Ihr Anwalt Wilfried Schmitz betont, dass Dr. Witzschel aufgrund ihrer fachlichen Ausbildung und wissenschaftlicher Bewertung rechtmäßig handeln konnte. Die Staatsanwaltschaft Dresden habe dabei nicht nur entlastende wissenschaftliche Erkenntnisse berücksichtigt, sondern stattdessen auf Gutachten zurückgegriffen, deren Grundlage zumindest umstritten sei. Dies führe dazu, dass wissenschaftliche Minderheitenpositionen in den Schatten geraten – ein Vorgang, der die Unabhängigkeit der Justiz während der Pandemie in Frage stellt.
Der Fall Witzschel ist nicht isoliert.
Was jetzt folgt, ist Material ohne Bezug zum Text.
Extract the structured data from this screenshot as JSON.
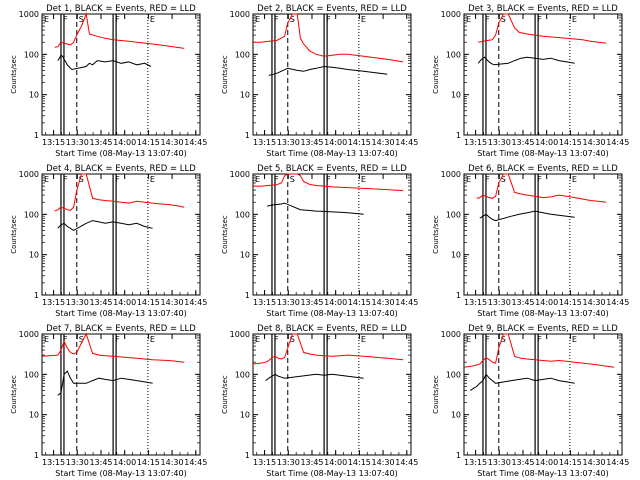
{
  "figure": {
    "title_template": "Det {n}, BLACK = Events, RED = LLD",
    "panel_numbers": [
      1,
      2,
      3,
      4,
      5,
      6,
      7,
      8,
      9
    ],
    "xlabel": "Start Time (08-May-13 13:07:40)",
    "ylabel": "Counts/sec",
    "xticks": [
      "13:15",
      "13:30",
      "13:45",
      "14:00",
      "14:15",
      "14:30",
      "14:45"
    ],
    "yticks": [
      "1",
      "10",
      "100",
      "1000"
    ],
    "markers": [
      {
        "label": "E",
        "t": 0,
        "style": "dotted"
      },
      {
        "label": "F",
        "t": 12,
        "style": "solid"
      },
      {
        "label": "S",
        "t": 22,
        "style": "dashed"
      },
      {
        "label": "F",
        "t": 45,
        "style": "solid"
      },
      {
        "label": "E",
        "t": 67,
        "style": "dotted"
      }
    ],
    "colors": {
      "events": "#000000",
      "lld": "#ff0000"
    }
  },
  "chart_data": [
    {
      "type": "line",
      "title": "Det 1, BLACK = Events, RED = LLD",
      "xlabel": "Start Time (08-May-13 13:07:40)",
      "ylabel": "Counts/sec",
      "y_scale": "log",
      "ylim": [
        1,
        1000
      ],
      "xlim": [
        "13:07:40",
        "14:47:40"
      ],
      "series": [
        {
          "name": "Events",
          "x": [
            10,
            11,
            12,
            13,
            14,
            15,
            16,
            17,
            18,
            19,
            28,
            30,
            32,
            35,
            40,
            45,
            50,
            55,
            60,
            65,
            69
          ],
          "y": [
            70,
            80,
            95,
            90,
            75,
            65,
            55,
            50,
            45,
            42,
            50,
            60,
            55,
            70,
            65,
            70,
            60,
            65,
            55,
            60,
            50
          ]
        },
        {
          "name": "LLD",
          "x": [
            8,
            10,
            12,
            14,
            16,
            18,
            20,
            22,
            25,
            28,
            30,
            35,
            40,
            45,
            50,
            55,
            60,
            65,
            70,
            75,
            80,
            85,
            90
          ],
          "y": [
            150,
            155,
            200,
            190,
            180,
            170,
            200,
            300,
            500,
            1000,
            320,
            280,
            250,
            230,
            220,
            210,
            200,
            190,
            180,
            170,
            160,
            150,
            140
          ]
        }
      ]
    },
    {
      "type": "line",
      "title": "Det 2, BLACK = Events, RED = LLD",
      "xlabel": "Start Time (08-May-13 13:07:40)",
      "ylabel": "Counts/sec",
      "y_scale": "log",
      "ylim": [
        1,
        1000
      ],
      "xlim": [
        "13:07:40",
        "14:47:40"
      ],
      "series": [
        {
          "name": "Events",
          "x": [
            10,
            13,
            16,
            19,
            22,
            28,
            32,
            36,
            40,
            45,
            50,
            55,
            60,
            65,
            70,
            75,
            80,
            85
          ],
          "y": [
            30,
            32,
            35,
            40,
            45,
            40,
            38,
            42,
            45,
            50,
            48,
            45,
            42,
            40,
            38,
            36,
            34,
            32
          ]
        },
        {
          "name": "LLD",
          "x": [
            0,
            5,
            10,
            15,
            20,
            22,
            25,
            28,
            30,
            32,
            36,
            40,
            45,
            50,
            55,
            60,
            65,
            70,
            75,
            80,
            85,
            90,
            95
          ],
          "y": [
            200,
            200,
            210,
            220,
            280,
            600,
            1000,
            1000,
            250,
            180,
            120,
            100,
            90,
            95,
            100,
            100,
            95,
            90,
            85,
            80,
            75,
            70,
            65
          ]
        }
      ]
    },
    {
      "type": "line",
      "title": "Det 3, BLACK = Events, RED = LLD",
      "xlabel": "Start Time (08-May-13 13:07:40)",
      "ylabel": "Counts/sec",
      "y_scale": "log",
      "ylim": [
        1,
        1000
      ],
      "xlim": [
        "13:07:40",
        "14:47:40"
      ],
      "series": [
        {
          "name": "Events",
          "x": [
            9,
            11,
            13,
            15,
            17,
            19,
            28,
            32,
            36,
            40,
            45,
            50,
            55,
            60,
            65,
            70
          ],
          "y": [
            60,
            75,
            85,
            70,
            60,
            55,
            60,
            70,
            80,
            85,
            80,
            75,
            80,
            70,
            65,
            60
          ]
        },
        {
          "name": "LLD",
          "x": [
            9,
            12,
            15,
            18,
            20,
            22,
            25,
            28,
            32,
            35,
            40,
            45,
            50,
            55,
            60,
            65,
            70,
            75,
            80,
            85,
            90
          ],
          "y": [
            200,
            210,
            220,
            230,
            300,
            600,
            1000,
            1000,
            450,
            350,
            320,
            300,
            280,
            270,
            260,
            250,
            240,
            230,
            210,
            200,
            190
          ]
        }
      ]
    },
    {
      "type": "line",
      "title": "Det 4, BLACK = Events, RED = LLD",
      "xlabel": "Start Time (08-May-13 13:07:40)",
      "ylabel": "Counts/sec",
      "y_scale": "log",
      "ylim": [
        1,
        1000
      ],
      "xlim": [
        "13:07:40",
        "14:47:40"
      ],
      "series": [
        {
          "name": "Events",
          "x": [
            10,
            12,
            14,
            16,
            18,
            20,
            28,
            32,
            36,
            40,
            45,
            50,
            55,
            60,
            65,
            70
          ],
          "y": [
            45,
            55,
            60,
            50,
            45,
            40,
            60,
            70,
            65,
            60,
            65,
            60,
            55,
            60,
            50,
            45
          ]
        },
        {
          "name": "LLD",
          "x": [
            8,
            10,
            12,
            14,
            16,
            18,
            20,
            22,
            25,
            28,
            32,
            36,
            40,
            45,
            50,
            55,
            60,
            65,
            70,
            75,
            80,
            85,
            90
          ],
          "y": [
            120,
            130,
            150,
            140,
            130,
            125,
            150,
            400,
            1000,
            1000,
            250,
            230,
            220,
            210,
            200,
            190,
            210,
            200,
            190,
            180,
            175,
            165,
            150
          ]
        }
      ]
    },
    {
      "type": "line",
      "title": "Det 5, BLACK = Events, RED = LLD",
      "xlabel": "Start Time (08-May-13 13:07:40)",
      "ylabel": "Counts/sec",
      "y_scale": "log",
      "ylim": [
        1,
        1000
      ],
      "xlim": [
        "13:07:40",
        "14:47:40"
      ],
      "series": [
        {
          "name": "Events",
          "x": [
            9,
            12,
            15,
            18,
            20,
            30,
            35,
            40,
            45,
            50,
            55,
            60,
            65,
            70
          ],
          "y": [
            160,
            170,
            175,
            180,
            190,
            130,
            125,
            120,
            118,
            115,
            112,
            110,
            105,
            100
          ]
        },
        {
          "name": "LLD",
          "x": [
            0,
            5,
            10,
            15,
            18,
            20,
            22,
            25,
            28,
            30,
            32,
            36,
            40,
            45,
            50,
            55,
            60,
            65,
            70,
            75,
            80,
            85,
            90,
            95
          ],
          "y": [
            500,
            500,
            520,
            540,
            600,
            900,
            1000,
            1000,
            1000,
            900,
            650,
            550,
            520,
            500,
            480,
            470,
            460,
            450,
            440,
            430,
            420,
            410,
            400,
            390
          ]
        }
      ]
    },
    {
      "type": "line",
      "title": "Det 6, BLACK = Events, RED = LLD",
      "xlabel": "Start Time (08-May-13 13:07:40)",
      "ylabel": "Counts/sec",
      "y_scale": "log",
      "ylim": [
        1,
        1000
      ],
      "xlim": [
        "13:07:40",
        "14:47:40"
      ],
      "series": [
        {
          "name": "Events",
          "x": [
            10,
            12,
            14,
            16,
            18,
            20,
            30,
            35,
            40,
            45,
            50,
            55,
            60,
            65,
            70
          ],
          "y": [
            80,
            90,
            100,
            85,
            75,
            70,
            90,
            100,
            110,
            120,
            110,
            100,
            95,
            90,
            85
          ]
        },
        {
          "name": "LLD",
          "x": [
            8,
            10,
            12,
            14,
            16,
            18,
            20,
            22,
            25,
            28,
            32,
            36,
            40,
            45,
            50,
            55,
            60,
            65,
            70,
            75,
            80,
            85,
            90
          ],
          "y": [
            250,
            260,
            300,
            280,
            260,
            250,
            280,
            600,
            1000,
            1000,
            350,
            320,
            300,
            280,
            260,
            270,
            300,
            280,
            260,
            240,
            220,
            210,
            200
          ]
        }
      ]
    },
    {
      "type": "line",
      "title": "Det 7, BLACK = Events, RED = LLD",
      "xlabel": "Start Time (08-May-13 13:07:40)",
      "ylabel": "Counts/sec",
      "y_scale": "log",
      "ylim": [
        1,
        1000
      ],
      "xlim": [
        "13:07:40",
        "14:47:40"
      ],
      "series": [
        {
          "name": "Events",
          "x": [
            10,
            12,
            14,
            16,
            18,
            20,
            28,
            32,
            36,
            40,
            45,
            50,
            55,
            60,
            65,
            70
          ],
          "y": [
            30,
            35,
            100,
            120,
            80,
            60,
            60,
            70,
            80,
            75,
            70,
            80,
            75,
            70,
            65,
            60
          ]
        },
        {
          "name": "LLD",
          "x": [
            0,
            5,
            10,
            12,
            14,
            16,
            18,
            20,
            22,
            25,
            28,
            32,
            36,
            40,
            45,
            50,
            55,
            60,
            65,
            70,
            75,
            80,
            85,
            90
          ],
          "y": [
            280,
            290,
            300,
            400,
            650,
            450,
            350,
            320,
            350,
            600,
            1000,
            330,
            300,
            290,
            280,
            270,
            260,
            250,
            240,
            230,
            225,
            220,
            210,
            200
          ]
        }
      ]
    },
    {
      "type": "line",
      "title": "Det 8, BLACK = Events, RED = LLD",
      "xlabel": "Start Time (08-May-13 13:07:40)",
      "ylabel": "Counts/sec",
      "y_scale": "log",
      "ylim": [
        1,
        1000
      ],
      "xlim": [
        "13:07:40",
        "14:47:40"
      ],
      "series": [
        {
          "name": "Events",
          "x": [
            8,
            10,
            12,
            14,
            16,
            18,
            20,
            30,
            35,
            40,
            45,
            50,
            55,
            60,
            65,
            70
          ],
          "y": [
            70,
            80,
            90,
            100,
            90,
            85,
            80,
            90,
            95,
            100,
            95,
            100,
            95,
            90,
            85,
            80
          ]
        },
        {
          "name": "LLD",
          "x": [
            0,
            5,
            8,
            10,
            12,
            14,
            16,
            18,
            20,
            22,
            25,
            28,
            32,
            36,
            40,
            45,
            50,
            55,
            60,
            65,
            70,
            75,
            80,
            85,
            90,
            95
          ],
          "y": [
            180,
            190,
            200,
            220,
            260,
            280,
            250,
            240,
            260,
            450,
            1000,
            1000,
            350,
            320,
            300,
            290,
            280,
            290,
            300,
            290,
            280,
            270,
            260,
            250,
            240,
            230
          ]
        }
      ]
    },
    {
      "type": "line",
      "title": "Det 9, BLACK = Events, RED = LLD",
      "xlabel": "Start Time (08-May-13 13:07:40)",
      "ylabel": "Counts/sec",
      "y_scale": "log",
      "ylim": [
        1,
        1000
      ],
      "xlim": [
        "13:07:40",
        "14:47:40"
      ],
      "series": [
        {
          "name": "Events",
          "x": [
            4,
            6,
            8,
            10,
            12,
            14,
            16,
            18,
            20,
            30,
            35,
            40,
            45,
            50,
            55,
            60,
            65,
            70
          ],
          "y": [
            40,
            45,
            50,
            60,
            70,
            100,
            80,
            70,
            60,
            70,
            75,
            80,
            70,
            75,
            80,
            70,
            65,
            60
          ]
        },
        {
          "name": "LLD",
          "x": [
            0,
            5,
            8,
            10,
            12,
            14,
            16,
            18,
            20,
            22,
            25,
            28,
            32,
            36,
            40,
            45,
            50,
            55,
            60,
            65,
            70,
            75,
            80,
            85,
            90,
            95
          ],
          "y": [
            150,
            160,
            170,
            180,
            220,
            260,
            230,
            200,
            190,
            450,
            1000,
            1000,
            280,
            250,
            240,
            230,
            220,
            210,
            220,
            210,
            200,
            190,
            180,
            170,
            160,
            150
          ]
        }
      ]
    }
  ]
}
Er zeigt deutlich, wie rechtliche Maßnahmen im Kontext der Corona-Zeit zu einem Konflikt zwischen wissenschaftlicher Freiheit und staatlicher Verpflichtung führten. Die Verteidigung erhebt Vorwürfe, dass die Ermittlungsbehörden bei der Prüfung von PCR-Tests, Maskenpflichten und mRNA-Impfstoffen nicht ausreichend umfassende wissenschaftliche Untersuchungen durchführten. Statt einer objektiven Bewertung wurden politische Narrative als gesetzlich festgelegte Fakten aufgefasst – ein Vorgang, der die Grundprinzipien eines Rechtsstaates herausfordert.
Mit jedem Schritt in diesem Fall wird deutlicher: Die Pandemie hat nicht nur wirtschaftliche und soziale Folgen hinterlassen, sondern auch rechtliche und philosophische Konflikte geschaffen. Ob die Staatsanwaltschaft Dresden ihre Anklage bestätigt oder nicht, bleibt abzuwarten. Doch eines ist sicher – die Glaubwürdigkeit des Rechtsstaates wird von jedem Schritt in diesem Fall getestet.